By far the most visible manifestation of Beijing’s struggle against a frenzied industry has been Evergrande. China’s largest developer, which built its position largely on indebtedness (the company’s liabilities exceed $300 billion – a little less than Poland’s public debt), has been hovering on the verge of default for several weeks. The company can no longer borrow under the regulations since the end of last year. It is provided by the central authorities. Hence its problems.
The ruling communists know, however, that curbing diseases for developers is only one side of the equation. The second is to reduce the demand for housing. The financial system in China is organized in such a way that it is unprofitable to keep savings in banks. Buying an apartment for Chinese consumers appears to be a safe investment – explains Jacob Jakobowski, an expert from the Center for Oriental Studies. Hence the idea of imposing a tax on the value of real estate known as the Land Registry on the Vistula River.
For now, the tax will be introduced experimentally in select cities and for a period of five years only. The payers will be people with second and subsequent apartments, and possibly high-value properties – so it won’t affect consumers who have one apartment. His Majesty is still under consultation. Since 2011, the Land Registry has been valid in Shanghai and Chongqing. In the first city, 0.4-0.6 percent is paid. From the price of the last transaction, the tax should not reflect the real market value of the apartment.
As reported last week in the Wall Street Journal, the pilot was initially intended to cover up to 30 cities, but was cut significantly due to strong opposition within the Chinese Communist Party itself. The caution in its introduction and the fact that the idea was handled in an atmosphere of secrecy prove, according to Jakubowski, that the new tax is a “political bomb” — at least for some reasons.
The first is the finances of local authorities. Selling or renting land for housing construction has been a major source of income for Chinese local governments for years. According to data from E-house China Research and Development Institute, a company that monitors the Chinese real estate market, such transactions account for up to 40 percent. local budgets. If the land registry reduces the demand for apartments, it will translate into developers’ appetite for new land, and, accordingly, revenue for regional credit unions.
At the same time, the new tax will not close the resulting gap.
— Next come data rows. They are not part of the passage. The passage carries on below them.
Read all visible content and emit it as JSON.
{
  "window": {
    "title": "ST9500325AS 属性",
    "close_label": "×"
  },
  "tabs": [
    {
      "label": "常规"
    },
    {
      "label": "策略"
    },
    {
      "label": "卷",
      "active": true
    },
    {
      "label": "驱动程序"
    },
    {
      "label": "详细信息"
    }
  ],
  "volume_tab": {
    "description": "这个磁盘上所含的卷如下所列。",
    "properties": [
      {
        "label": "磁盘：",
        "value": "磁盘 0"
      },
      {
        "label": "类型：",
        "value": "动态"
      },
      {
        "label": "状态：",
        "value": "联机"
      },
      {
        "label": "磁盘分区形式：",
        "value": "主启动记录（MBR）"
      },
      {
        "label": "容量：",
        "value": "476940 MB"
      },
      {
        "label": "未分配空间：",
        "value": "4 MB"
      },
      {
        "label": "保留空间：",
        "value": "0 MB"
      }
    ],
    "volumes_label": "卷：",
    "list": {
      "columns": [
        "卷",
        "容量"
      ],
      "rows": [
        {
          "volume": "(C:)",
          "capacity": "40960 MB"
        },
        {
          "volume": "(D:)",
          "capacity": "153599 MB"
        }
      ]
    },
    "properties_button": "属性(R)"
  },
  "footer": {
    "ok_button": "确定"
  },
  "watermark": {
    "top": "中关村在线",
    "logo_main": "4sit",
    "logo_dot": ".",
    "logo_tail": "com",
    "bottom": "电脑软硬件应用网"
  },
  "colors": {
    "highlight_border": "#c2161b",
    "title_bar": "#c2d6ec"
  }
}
According to Bloomberg’s calculations, Shanghai last year, thanks to the land registry, earned 19.9 billion yuan (12.3 billion PLN) – just 7 percent. Proceeds from the sale of the land. Income loss is a major concern for local politicians responsible for economic growth in their area, and this is the easiest way to illustrate through investment. However, funds are needed for this, and Beijing is pressuring local governments to reduce their debt.
In addition, there is a broader role for housing in China. The contribution of industry to the country’s economic growth is estimated at 20-30%. annually.
However, entering the land registry also has other consequences. As Jakóbowski explains, perhaps the most politically important fact is the fact that the tax requires the creation of a list of property owners so that their value can be calculated. This did not suit many activists, because apartments were often given as bribes. – It will suddenly appear who owns the number of apartments, and what anti-corruption measures can follow – perhaps not at the central level, but certainly at the local level – says the expert.
In China, real estate accounts for up to 70 percent. household assets. If the Land Registry drives prices down, all landlords will feel lost – not just those with two or more apartments. – When a man is preparing for the wedding, he must contribute to a new relationship with an apartment – only then will he be considered fully valued. Therefore, the whole family of the groom is often thrown into the apartment – it emphasizes the cultural side of living in the Middle Jakubovsky Kingdom.